Editoriaux - 29 janvier 2019

80 km/h : Edouard Philippe droit dans ses bottes !

Le Premier ministre persiste et signe. Alors que le Président aurait traité de « connerie » sa décision, M. Philippe n’a aucunement l’intention de revenir sur les 80 km/h sur le réseau secondaire. Pour justifier sa position, il avance les bons chiffres de la sécurité routière : avec 3259 tués en 2018 en baisse de 189 décès, les chiffres n’ont jamais été aussi bons. La baisse est de 5,5 % par rapport à 2017 et de 0,3 % si on les compare à ceux de la meilleure année jusque-là : 2013. En outre, le nombre de blessés hospitalisés plus d’une journée est en forte baisse : moins 25 %.
Évidemment, le Premier Ministre attribue cette amélioration incontestable à la limitation de vitesse, intervenue le 1er juillet 2018 et prétend que sur 189 tués en moins, 116 viennent directement de cette mesure. Pour cela, il fait une règle de trois en constatant que la baisse s’est accentuée dans le second semestre.

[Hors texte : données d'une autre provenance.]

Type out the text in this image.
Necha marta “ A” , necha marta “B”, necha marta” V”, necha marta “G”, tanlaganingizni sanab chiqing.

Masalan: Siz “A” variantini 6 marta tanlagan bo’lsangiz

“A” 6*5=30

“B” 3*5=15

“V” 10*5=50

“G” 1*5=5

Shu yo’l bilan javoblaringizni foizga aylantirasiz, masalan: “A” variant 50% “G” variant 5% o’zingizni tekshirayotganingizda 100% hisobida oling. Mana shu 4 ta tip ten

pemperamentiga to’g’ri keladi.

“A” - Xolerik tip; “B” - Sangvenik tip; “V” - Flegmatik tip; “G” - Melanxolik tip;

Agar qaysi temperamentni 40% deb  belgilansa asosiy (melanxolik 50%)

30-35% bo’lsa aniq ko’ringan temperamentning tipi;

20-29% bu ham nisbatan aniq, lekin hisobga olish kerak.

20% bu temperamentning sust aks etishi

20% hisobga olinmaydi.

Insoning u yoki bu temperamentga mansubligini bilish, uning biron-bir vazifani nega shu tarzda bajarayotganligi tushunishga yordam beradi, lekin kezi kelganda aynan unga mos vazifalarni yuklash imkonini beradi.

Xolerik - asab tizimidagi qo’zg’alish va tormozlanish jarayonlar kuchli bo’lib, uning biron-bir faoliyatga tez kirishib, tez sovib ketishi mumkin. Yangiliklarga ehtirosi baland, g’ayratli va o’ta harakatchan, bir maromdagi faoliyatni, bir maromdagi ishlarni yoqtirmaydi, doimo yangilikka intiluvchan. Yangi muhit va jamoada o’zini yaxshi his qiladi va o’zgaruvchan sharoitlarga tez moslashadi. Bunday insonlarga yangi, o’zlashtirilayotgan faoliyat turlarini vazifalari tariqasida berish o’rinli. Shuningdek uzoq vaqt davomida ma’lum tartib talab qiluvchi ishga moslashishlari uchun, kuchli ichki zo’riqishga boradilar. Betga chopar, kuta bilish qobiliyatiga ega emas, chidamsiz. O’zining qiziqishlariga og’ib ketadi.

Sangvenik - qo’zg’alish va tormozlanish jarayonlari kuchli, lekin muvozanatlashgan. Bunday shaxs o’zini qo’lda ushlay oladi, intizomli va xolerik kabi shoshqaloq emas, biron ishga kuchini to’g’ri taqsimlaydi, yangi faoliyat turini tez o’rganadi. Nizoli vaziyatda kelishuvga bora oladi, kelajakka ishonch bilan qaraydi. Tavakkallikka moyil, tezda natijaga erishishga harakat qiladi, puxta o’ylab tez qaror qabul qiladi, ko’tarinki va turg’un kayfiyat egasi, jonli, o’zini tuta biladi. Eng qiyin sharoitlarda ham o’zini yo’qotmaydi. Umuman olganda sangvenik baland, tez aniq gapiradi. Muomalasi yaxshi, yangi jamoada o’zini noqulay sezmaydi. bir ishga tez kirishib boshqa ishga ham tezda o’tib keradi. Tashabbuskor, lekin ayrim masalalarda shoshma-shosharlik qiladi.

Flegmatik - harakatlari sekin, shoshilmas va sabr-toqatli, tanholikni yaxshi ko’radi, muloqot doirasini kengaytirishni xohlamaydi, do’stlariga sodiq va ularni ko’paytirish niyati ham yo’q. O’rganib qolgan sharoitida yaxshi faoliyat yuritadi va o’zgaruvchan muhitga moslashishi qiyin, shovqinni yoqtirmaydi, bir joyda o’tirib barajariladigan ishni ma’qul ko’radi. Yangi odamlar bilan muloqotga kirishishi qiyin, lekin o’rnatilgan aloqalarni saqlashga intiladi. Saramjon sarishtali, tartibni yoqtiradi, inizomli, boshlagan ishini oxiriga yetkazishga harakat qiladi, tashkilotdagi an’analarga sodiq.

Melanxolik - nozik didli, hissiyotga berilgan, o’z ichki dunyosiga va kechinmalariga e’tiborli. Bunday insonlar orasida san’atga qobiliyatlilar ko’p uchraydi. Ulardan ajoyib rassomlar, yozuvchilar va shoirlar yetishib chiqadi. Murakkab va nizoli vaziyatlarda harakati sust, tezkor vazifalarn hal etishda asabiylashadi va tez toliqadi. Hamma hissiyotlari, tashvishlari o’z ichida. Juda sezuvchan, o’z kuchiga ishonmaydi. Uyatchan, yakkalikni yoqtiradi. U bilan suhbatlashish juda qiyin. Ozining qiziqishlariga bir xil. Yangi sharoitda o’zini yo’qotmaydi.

Que faut-il penser de ses arguments ?
Ils me semblent fallacieux, car la baisse était déjà bien amorcée au premier semestre (moins 53 tués) et surtout très vite après le 1er juillet s’est développé un mouvement inégalé de destruction de radars. Du coup les automobilistes n’ont pas respecté les 80 km/h, puisque la peur du gendarme avait disparu. Pire même, ils ont roulé souvent plus vite que l’ancienne limitation de 90 km/h, car l’impunité est devenue la règle sur la grande majorité des tronçons routiers.

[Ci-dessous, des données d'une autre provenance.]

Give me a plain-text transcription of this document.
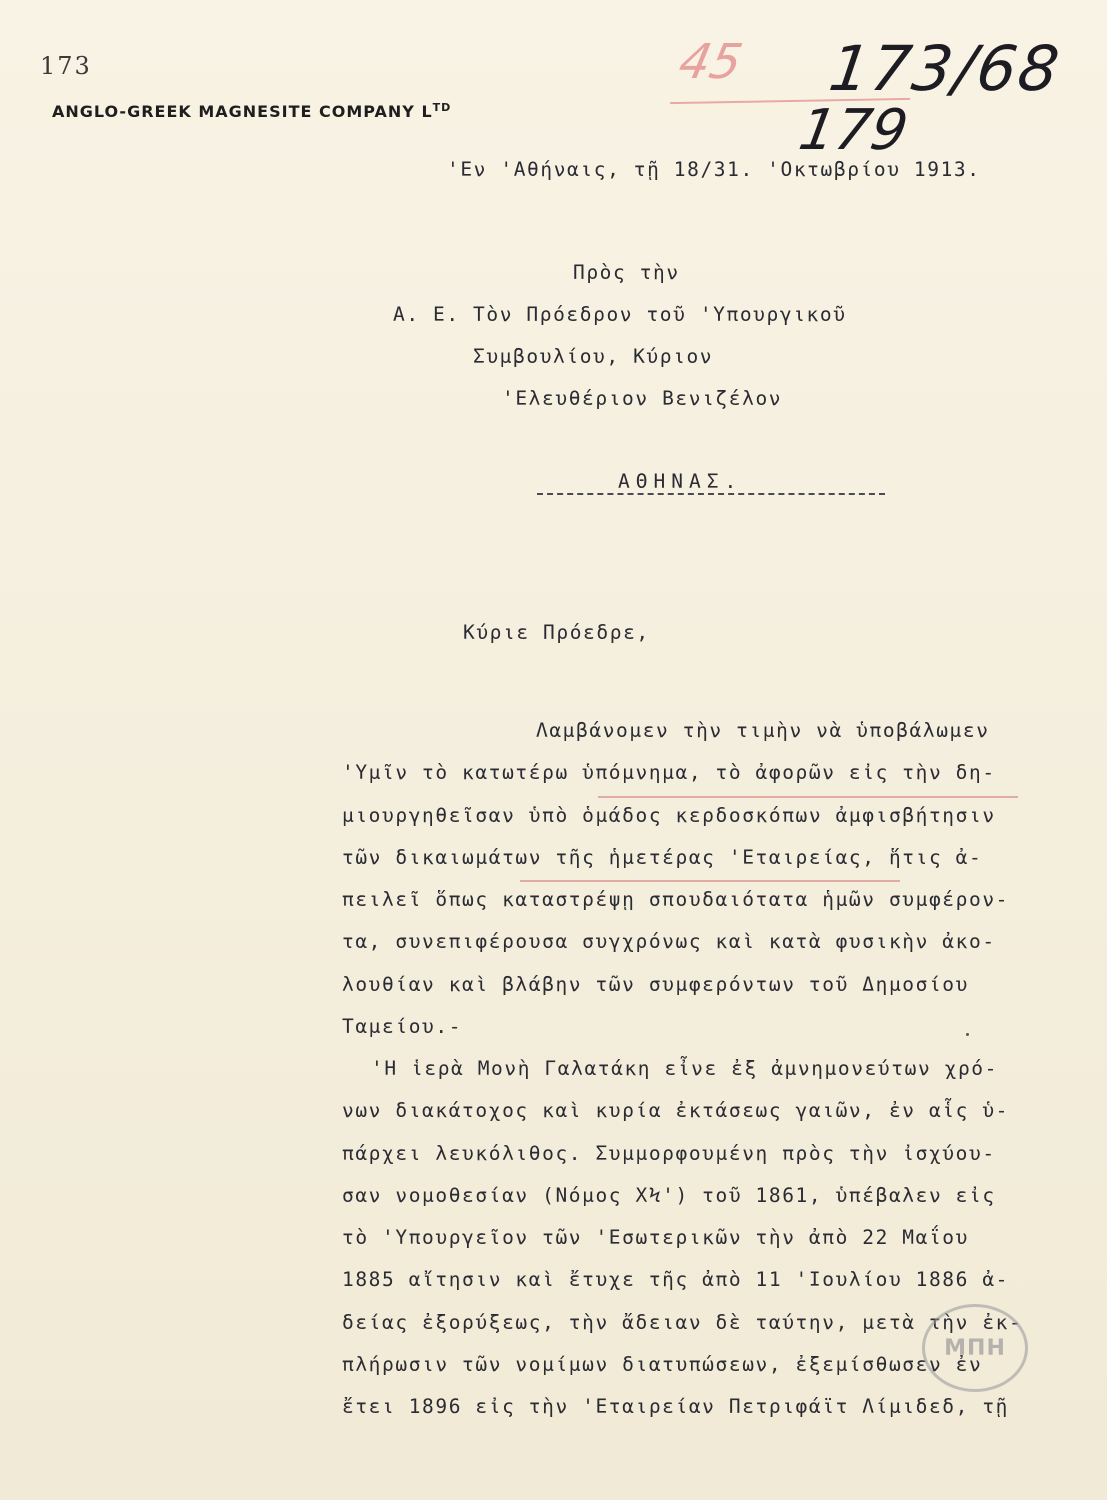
173
ANGLO-GREEK MAGNESITE COMPANY $L^{TD}$
45 173/68
179
'Εν 'Αθήναις, τῇ 18/31. 'Οκτωβρίου 1913.
Πρὸς τὴν
Α. Ε. Τὸν Πρόεδρον τοῦ 'Υπουργικοῦ
Συμβουλίου, Κύριον
'Ελευθέριον Βενιζέλον
ΑΘΗΝΑΣ.
Κύριε Πρόεδρε,
Λαμβάνομεν τὴν τιμὴν νὰ ὑποβάλωμεν
'Υμῖν τὸ κατωτέρω ὑπόμνημα, τὸ ἀφορῶν εἰς τὴν δη-
μιουργηθεῖσαν ὑπὸ ὁμάδος κερδοσκόπων ἀμφισβήτησιν
τῶν δικαιωμάτων τῆς ἡμετέρας 'Εταιρείας, ἥτις ἀ-
πειλεῖ ὅπως καταστρέψῃ σπουδαιότατα ἡμῶν συμφέρον-
τα, συνεπιφέρουσα συγχρόνως καὶ κατὰ φυσικὴν ἀκο-
λουθίαν καὶ βλάβην τῶν συμφερόντων τοῦ Δημοσίου
Ταμείου.-
'Η ἱερὰ Μονὴ Γαλατάκη εἶνε ἐξ ἀμνημονεύτων χρό-
νων διακάτοχος καὶ κυρία ἐκτάσεως γαιῶν, ἐν αἷς ὑ-
πάρχει λευκόλιθος. Συμμορφουμένη πρὸς τὴν ἰσχύου-
σαν νομοθεσίαν (Νόμος ΧϞ') τοῦ 1861, ὑπέβαλεν εἰς
τὸ 'Υπουργεῖον τῶν 'Εσωτερικῶν τὴν ἀπὸ 22 Μαΐου
1885 αἴτησιν καὶ ἔτυχε τῆς ἀπὸ 11 'Ιουλίου 1886 ἀ-
δείας ἐξορύξεως, τὴν ἄδειαν δὲ ταύτην, μετὰ τὴν ἐκ-
πλήρωσιν τῶν νομίμων διατυπώσεων, ἐξεμίσθωσεν ἐν
ἔτει 1896 εἰς τὴν 'Εταιρείαν Πετριφάϊτ Λίμιδεδ, τῇ
ΜΠΗ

De toutes façons, ce genre de décompte macabre n’a aucun sens et il est très difficile d’attribuer une cause précise à une augmentation ou une diminution du nombre de tués. En outre, si la probabilité de mourir sur la route ne change pas d’une année sur l’autre, celle d’avoir 3200 tués est exactement la même que celle d’en avoir 3400. Une variation de 200 unités en plus ou en moins n’a aucune signification. On ne peut tirer des conclusions que sur le long terme. Cinq années de baisse sont significatives, mais une amélioration ponctuelle ne prouve strictement rien.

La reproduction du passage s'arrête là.